Sangihe, BeritaManado.com – Suara tegas wartawan menggema di halaman Kantor PSDKP Tahuna, Selasa (30/9/2025).
Sekitar lima puluh jurnalis dari berbagai media menggelar aksi solidaritas sebagai respons atas dugaan tindak kekerasan terhadap seorang rekan mereka pekan lalu.
Dalam aksi tersebut, Koordinator Lapangan Asril Tatande menyampaikan orasi lantang. Ia menilai tindakan yang menimpa wartawan tidak hanya mencederai individu, tetapi juga melukai prinsip kebebasan pers.
“Kami mendesak Kementerian Kelautan dan Perikanan segera mencopot Kepala Stasiun PSDKP Tahuna,” ujarnya.

Selain menuntut pencopotan, massa juga meminta Martin Luhulima, Kepala PSDKP Tahuna, untuk memberikan penjelasan terbuka serta menyampaikan permintaan maaf kepada publik. Namun hingga aksi berakhir, Martin tak terlihat di lokasi.
Seorang staf, Prasetyo, hanya mengatakan bahwa pimpinannya sedang berada di Jakarta.
“Aspirasi rekan-rekan wartawan akan kami teruskan ke pusat,” ungkapnya singkat.
Absennya Martin membuat kecurigaan semakin kuat di kalangan jurnalis. Mereka menilai ketidakhadiran itu sebagai upaya menghindar dari desakan publik.
“Kalau memang tidak bersalah, seharusnya beliau hadir dan bicara jujur. Menghadapi pers butuh keterbukaan, bukan menghilang,” kata salah seorang wartawan.

Latar belakang aksi ini berawal dari kejadian pada Kamis, 25 September 2025. Seorang wartawan media online yang datang ke Kantor PSDKP Tahuna untuk mencari informasi justru mengaku mendapatkan perlakuan kasar hingga diduga dianiaya. Peristiwa itu memantik kemarahan dan solidaritas dari komunitas pers di Sangihe.
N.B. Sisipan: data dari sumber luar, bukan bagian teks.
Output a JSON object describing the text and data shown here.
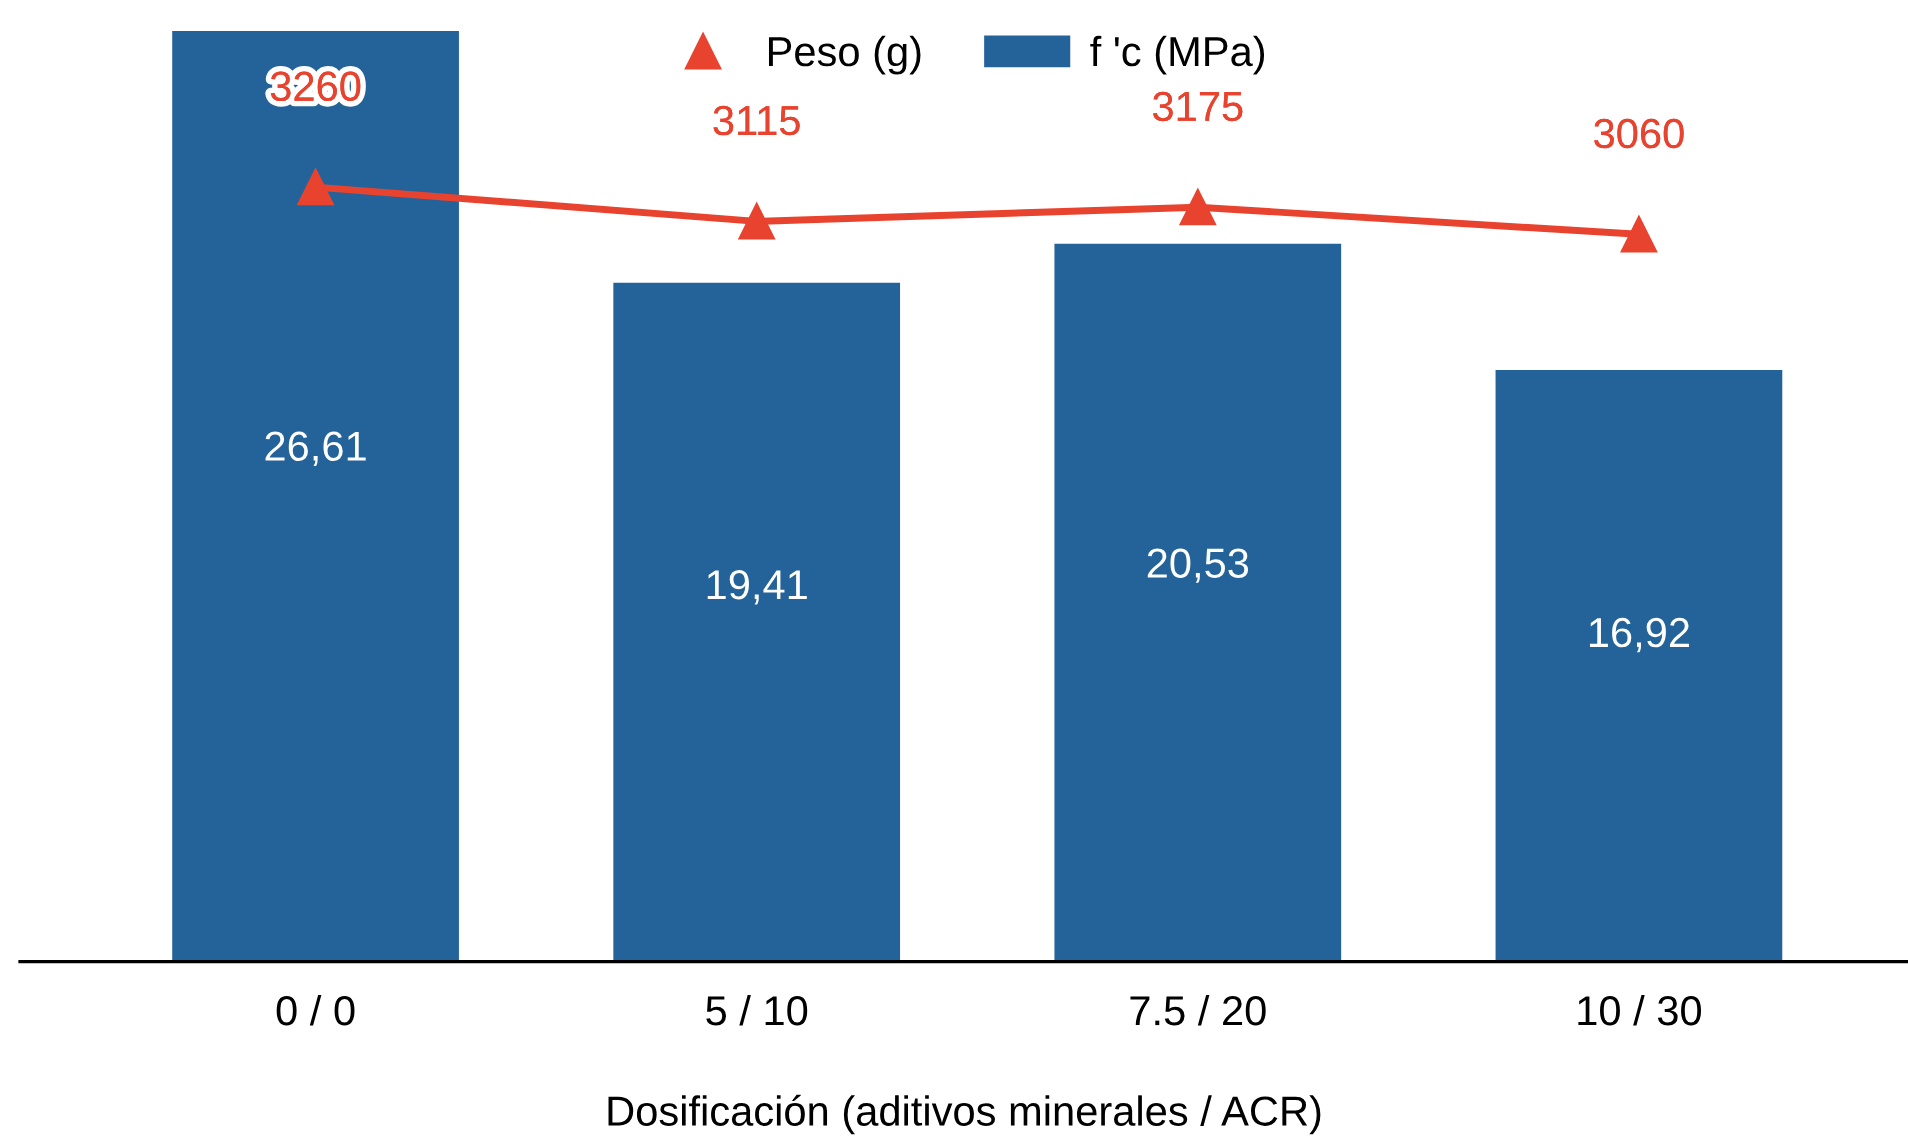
{
  "chart_data": {
    "type": "bar",
    "xlabel": "Dosificación (aditivos minerales / ACR)",
    "categories": [
      "0 / 0",
      "5 / 10",
      "7.5 / 20",
      "10 / 30"
    ],
    "series": [
      {
        "name": "f 'c (MPa)",
        "color": "#24639a",
        "values": [
          26.61,
          19.41,
          20.53,
          16.92
        ],
        "value_labels": [
          "26,61",
          "19,41",
          "20,53",
          "16,92"
        ]
      },
      {
        "name": "Peso (g)",
        "type": "line",
        "axis": "y2",
        "color": "#e8432f",
        "marker": "triangle",
        "values": [
          3260,
          3115,
          3175,
          3060
        ],
        "value_labels": [
          "3260",
          "3115",
          "3175",
          "3060"
        ]
      }
    ],
    "tick_labels": "x",
    "legend": "top",
    "grid": false
  }
}
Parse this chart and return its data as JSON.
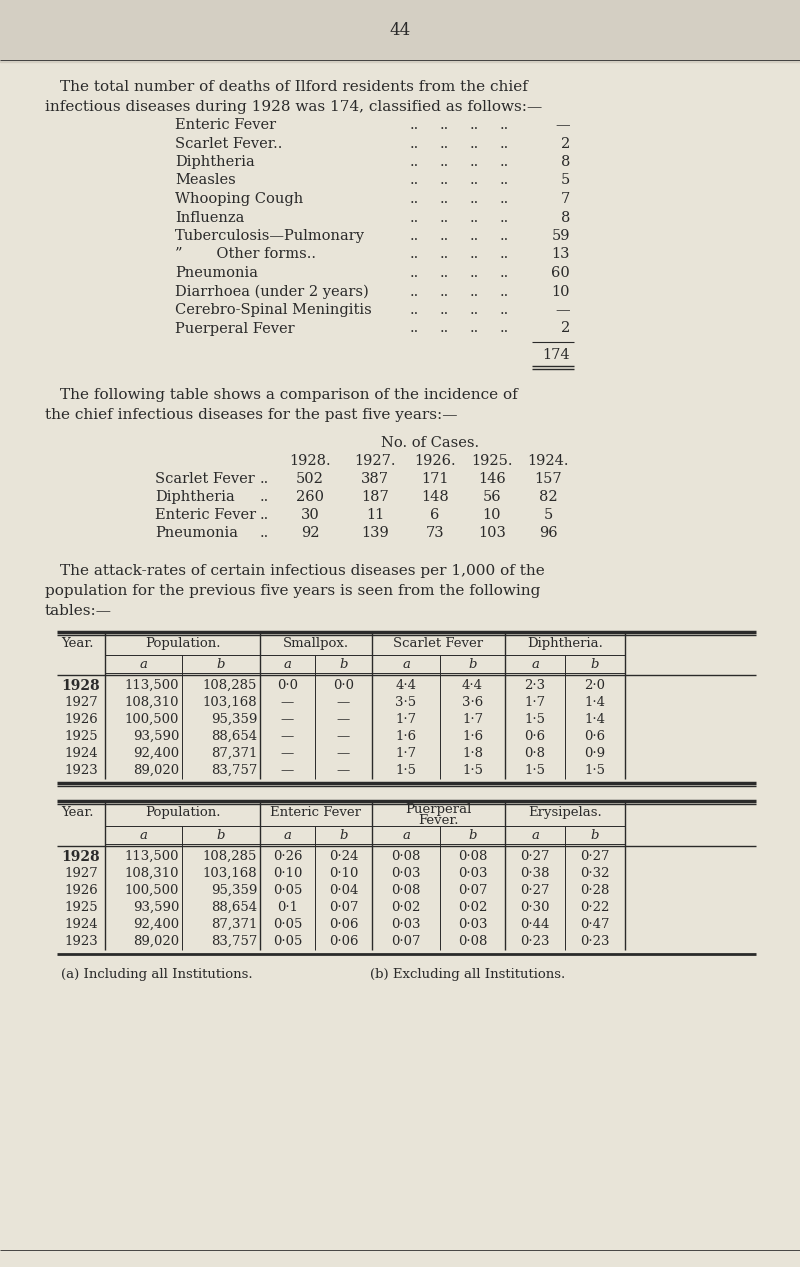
{
  "page_number": "44",
  "bg_color": "#e8e4d8",
  "text_color": "#2a2a2a",
  "intro_line1": "The total number of deaths of Ilford residents from the chief",
  "intro_line2": "infectious diseases during 1928 was 174, classified as follows:—",
  "deaths_list": [
    [
      "Enteric Fever",
      "—"
    ],
    [
      "Scarlet Fever..",
      "2"
    ],
    [
      "Diphtheria",
      "8"
    ],
    [
      "Measles",
      "5"
    ],
    [
      "Whooping Cough",
      "7"
    ],
    [
      "Influenza",
      "8"
    ],
    [
      "Tuberculosis—Pulmonary",
      "59"
    ],
    [
      "”   Other forms..",
      "13"
    ],
    [
      "Pneumonia",
      "60"
    ],
    [
      "Diarrhoea (under 2 years)",
      "10"
    ],
    [
      "Cerebro-Spinal Meningitis",
      "—"
    ],
    [
      "Puerperal Fever",
      "2"
    ]
  ],
  "deaths_total": "174",
  "compare_line1": "The following table shows a comparison of the incidence of",
  "compare_line2": "the chief infectious diseases for the past five years:—",
  "compare_header": "No. of Cases.",
  "compare_years": [
    "1928.",
    "1927.",
    "1926.",
    "1925.",
    "1924."
  ],
  "compare_diseases": [
    {
      "name": "Scarlet Fever",
      "values": [
        "502",
        "387",
        "171",
        "146",
        "157"
      ]
    },
    {
      "name": "Diphtheria",
      "values": [
        "260",
        "187",
        "148",
        "56",
        "82"
      ]
    },
    {
      "name": "Enteric Fever",
      "values": [
        "30",
        "11",
        "6",
        "10",
        "5"
      ]
    },
    {
      "name": "Pneumonia",
      "values": [
        "92",
        "139",
        "73",
        "103",
        "96"
      ]
    }
  ],
  "attack_line1": "The attack-rates of certain infectious diseases per 1,000 of the",
  "attack_line2": "population for the previous five years is seen from the following",
  "attack_line3": "tables:—",
  "t1_col_groups": [
    "Population.",
    "Smallpox.",
    "Scarlet Fever",
    "Diphtheria."
  ],
  "t1_years": [
    "1928",
    "1927",
    "1926",
    "1925",
    "1924",
    "1923"
  ],
  "t1_pop_a": [
    "113,500",
    "108,310",
    "100,500",
    "93,590",
    "92,400",
    "89,020"
  ],
  "t1_pop_b": [
    "108,285",
    "103,168",
    "95,359",
    "88,654",
    "87,371",
    "83,757"
  ],
  "t1_small_a": [
    "0·0",
    "—",
    "—",
    "—",
    "—",
    "—"
  ],
  "t1_small_b": [
    "0·0",
    "—",
    "—",
    "—",
    "—",
    "—"
  ],
  "t1_scarlet_a": [
    "4·4",
    "3·5",
    "1·7",
    "1·6",
    "1·7",
    "1·5"
  ],
  "t1_scarlet_b": [
    "4·4",
    "3·6",
    "1·7",
    "1·6",
    "1·8",
    "1·5"
  ],
  "t1_diph_a": [
    "2·3",
    "1·7",
    "1·5",
    "0·6",
    "0·8",
    "1·5"
  ],
  "t1_diph_b": [
    "2·0",
    "1·4",
    "1·4",
    "0·6",
    "0·9",
    "1·5"
  ],
  "t2_col_groups": [
    "Population.",
    "Enteric Fever",
    "Puerperal\nFever.",
    "Erysipelas."
  ],
  "t2_years": [
    "1928",
    "1927",
    "1926",
    "1925",
    "1924",
    "1923"
  ],
  "t2_pop_a": [
    "113,500",
    "108,310",
    "100,500",
    "93,590",
    "92,400",
    "89,020"
  ],
  "t2_pop_b": [
    "108,285",
    "103,168",
    "95,359",
    "88,654",
    "87,371",
    "83,757"
  ],
  "t2_ent_a": [
    "0·26",
    "0·10",
    "0·05",
    "0·1",
    "0·05",
    "0·05"
  ],
  "t2_ent_b": [
    "0·24",
    "0·10",
    "0·04",
    "0·07",
    "0·06",
    "0·06"
  ],
  "t2_puerp_a": [
    "0·08",
    "0·03",
    "0·08",
    "0·02",
    "0·03",
    "0·07"
  ],
  "t2_puerp_b": [
    "0·08",
    "0·03",
    "0·07",
    "0·02",
    "0·03",
    "0·08"
  ],
  "t2_erys_a": [
    "0·27",
    "0·38",
    "0·27",
    "0·30",
    "0·44",
    "0·23"
  ],
  "t2_erys_b": [
    "0·27",
    "0·32",
    "0·28",
    "0·22",
    "0·47",
    "0·23"
  ],
  "footnote_a": "(a) Including all Institutions.",
  "footnote_b": "(b) Excluding all Institutions."
}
Bagi para wartawan, persoalan ini bukan sekadar dugaan penganiayaan, tetapi juga menyangkut integritas pejabat publik. Mereka menegaskan bahwa pejabat negara wajib menjawab langsung keresahan publik, bukan bersembunyi.
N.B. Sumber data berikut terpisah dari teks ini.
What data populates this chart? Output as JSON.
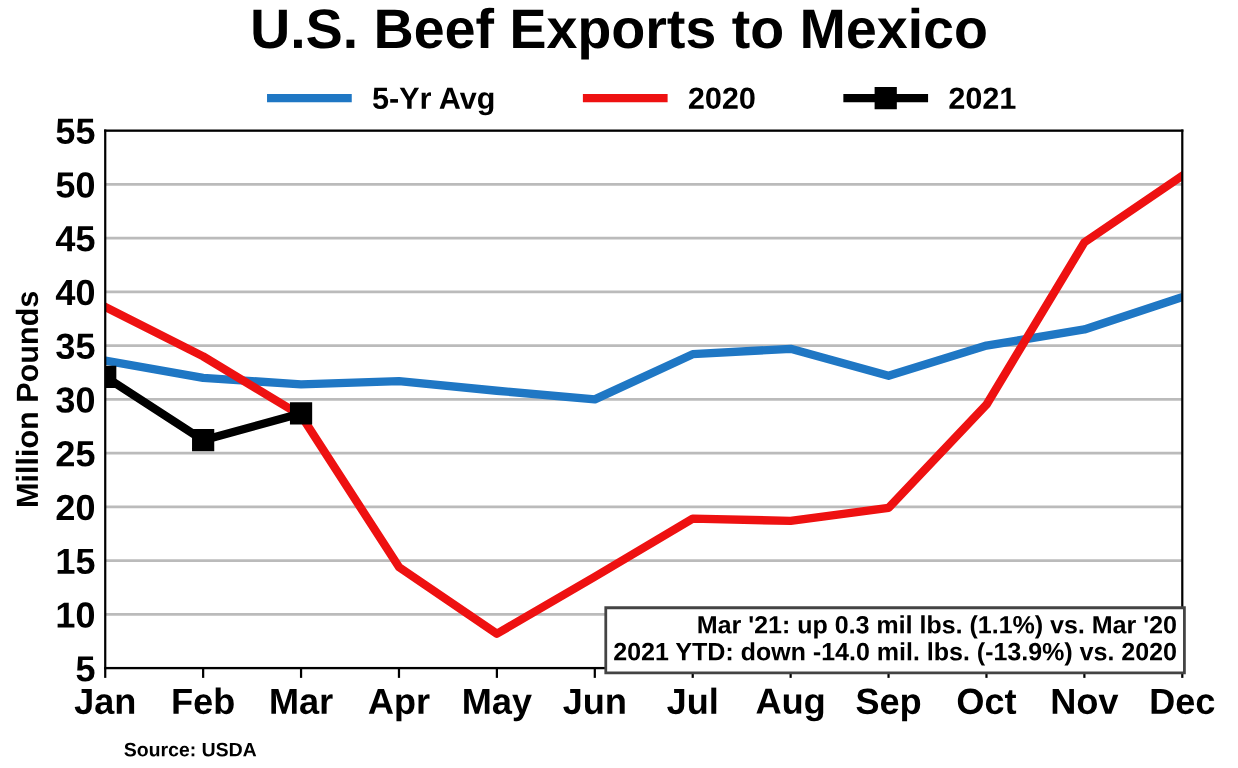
{
  "chart_data": {
    "type": "line",
    "title": "U.S. Beef Exports to Mexico",
    "ylabel": "Million Pounds",
    "categories": [
      "Jan",
      "Feb",
      "Mar",
      "Apr",
      "May",
      "Jun",
      "Jul",
      "Aug",
      "Sep",
      "Oct",
      "Nov",
      "Dec"
    ],
    "series": [
      {
        "name": "5-Yr Avg",
        "color": "#1f77c4",
        "values": [
          33.6,
          32,
          31.4,
          31.7,
          30.8,
          30,
          34.2,
          34.7,
          32.2,
          35,
          36.5,
          39.5
        ]
      },
      {
        "name": "2020",
        "color": "#ee1111",
        "values": [
          38.6,
          34,
          28.5,
          14.4,
          8.2,
          13.5,
          18.9,
          18.7,
          19.9,
          29.5,
          44.6,
          50.8
        ]
      },
      {
        "name": "2021",
        "color": "#000000",
        "marker": "square",
        "values": [
          32.1,
          26.2,
          28.7,
          null,
          null,
          null,
          null,
          null,
          null,
          null,
          null,
          null
        ]
      }
    ],
    "ylim": [
      5,
      55
    ],
    "yticks": [
      5,
      10,
      15,
      20,
      25,
      30,
      35,
      40,
      45,
      50,
      55
    ],
    "grid": "y",
    "legend": "top",
    "annotations": [
      "Mar '21: up 0.3 mil lbs. (1.1%) vs. Mar '20\n2021 YTD: down -14.0 mil. lbs. (-13.9%) vs. 2020",
      "Source: USDA"
    ]
  }
}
“Ketidakhadiran Kepala PSDKP justru memperbesar tanda tanya,” tegas Asril.
Aksi damai berlangsung tertib dan mendapat pengamanan dari aparat kepolisian serta TNI. Hingga siang hari, massa tetap menyuarakan tuntutan, menegaskan bahwa intimidasi terhadap jurnalis tidak akan pernah dibiarkan terjadi di Bumi Sangihe.